Dave caught at the gate of the railing which was between him and the night clerk. He could not find the combination to open it and therefore vaulted over. He caught the clerk back of the neck by the collar and jounced him up and down hard in his chair.
“You’re asleep,” he explained. “I got to waken you up before you can sabe plain talk.”
The clerk looked up out of a white, frightened face. “Say, don’t do that. I got heart trouble,” he said in a voice dry as a whisper.
“What about that onloadin’ proposition?” asked the Arizonan.
“I’ll see to it right away.”
Presently the clerk, with a lantern in his hand, was going across to the railroad tracks in front of Dave. He had quite got over the idea that this lank youth was a safe person to make sport of.
They found the switch crew in the engine of the cab playing seven-up.
“Got a job for you. Train of cattle out at the junction,” the clerk said, swinging up to the cab.
The men finished the hand and settled up, but within a few minutes the engine was running out to the freight train.
Day was breaking before Dave tumbled into bed. He had left a call with the clerk to be wakened at noon. When the bell rang, it seemed to him that he had not been asleep five minutes.
After he had eaten at the stockyards hotel he went out to have a look at his stock. He found that on the whole the cattle had stood the trip well. While he was still inspecting them a voice boomed at him a question.

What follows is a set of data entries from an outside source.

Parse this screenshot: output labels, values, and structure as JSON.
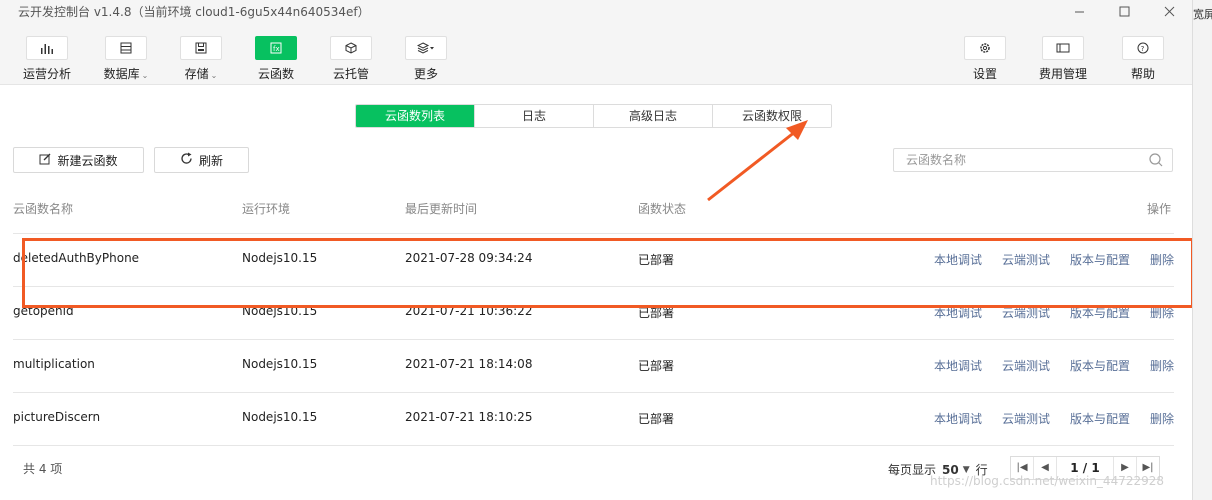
{
  "titlebar": {
    "title": "云开发控制台 v1.4.8（当前环境 cloud1-6gu5x44n640534ef）",
    "minimize_icon": "minimize-icon",
    "maximize_icon": "maximize-icon",
    "close_icon": "close-icon"
  },
  "right_strip": {
    "text": "宽屏"
  },
  "toolbar": {
    "items": [
      {
        "label": "运营分析",
        "icon": "bar-chart-icon",
        "active": false
      },
      {
        "label": "数据库",
        "icon": "database-icon",
        "active": false
      },
      {
        "label": "存储",
        "icon": "storage-icon",
        "active": false
      },
      {
        "label": "云函数",
        "icon": "function-icon",
        "active": true
      },
      {
        "label": "云托管",
        "icon": "cube-icon",
        "active": false
      },
      {
        "label": "更多",
        "icon": "layers-icon",
        "active": false
      },
      {
        "label": "设置",
        "icon": "gear-icon",
        "active": false
      },
      {
        "label": "费用管理",
        "icon": "card-icon",
        "active": false
      },
      {
        "label": "帮助",
        "icon": "help-icon",
        "active": false
      }
    ]
  },
  "tabs": [
    {
      "label": "云函数列表",
      "active": true
    },
    {
      "label": "日志",
      "active": false
    },
    {
      "label": "高级日志",
      "active": false
    },
    {
      "label": "云函数权限",
      "active": false
    }
  ],
  "actions": {
    "new_label": "新建云函数",
    "refresh_label": "刷新"
  },
  "search": {
    "placeholder": "云函数名称"
  },
  "table": {
    "headers": [
      "云函数名称",
      "运行环境",
      "最后更新时间",
      "函数状态",
      "操作"
    ],
    "rows": [
      {
        "name": "deletedAuthByPhone",
        "runtime": "Nodejs10.15",
        "updated": "2021-07-28 09:34:24",
        "status": "已部署"
      },
      {
        "name": "getopenid",
        "runtime": "Nodejs10.15",
        "updated": "2021-07-21 10:36:22",
        "status": "已部署"
      },
      {
        "name": "multiplication",
        "runtime": "Nodejs10.15",
        "updated": "2021-07-21 18:14:08",
        "status": "已部署"
      },
      {
        "name": "pictureDiscern",
        "runtime": "Nodejs10.15",
        "updated": "2021-07-21 18:10:25",
        "status": "已部署"
      }
    ],
    "ops": [
      "本地调试",
      "云端测试",
      "版本与配置",
      "删除"
    ]
  },
  "footer": {
    "total": "共 4 项",
    "per_page_label": "每页显示",
    "per_page_value": "50",
    "per_page_unit": "行",
    "page_indicator": "1 / 1"
  },
  "watermark": "https://blog.csdn.net/weixin_44722928",
  "colors": {
    "accent": "#07c160",
    "link": "#586f97",
    "annotation": "#f15a24"
  }
}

“Well, young fellow, are you satisfied with all the trouble you’ve made me?”
He turned, to see standing before him the owner of the Fifty-Four Quarter Circle brand. The boy’s surprise fairly leaped from his eyes.
“Didn’t expect to see me here, I reckon,” the cattleman went on. “Well, I hopped a train soon as I got yore first wire. Spill yore story, young man.”
Dave told his tale, while the ranchman listened in grim silence. When Sanders had finished, the owner of the stock brought a heavy hand down on his shoulder approvingly.
“You can ship cattle for me long as you’ve a mind to, boy. You fought for that stock like as if it had been yore own. You’ll do to take along.”
Dave flushed with boyish pleasure. He had not known whether the cattleman would approve what he had done, and after the long strain of the trip this endorsement of his actions was more to him than food or drink.
“They say I’m kinda stubborn. I didn’t aim to lie down and let those guys run one over me,” he said.
“Yore stubbornness is money in my pocket. Do you want to go back and ride for the Fifty-Four Quarter Circle?”
“Maybe, after a while, Mr. West. I got business in Denver for a few days.”
The cattleman smiled. “Most of my boys have when they hit town, I notice.”
“Mine ain’t that kind. I reckon it’s some more stubbornness,” explained Dave.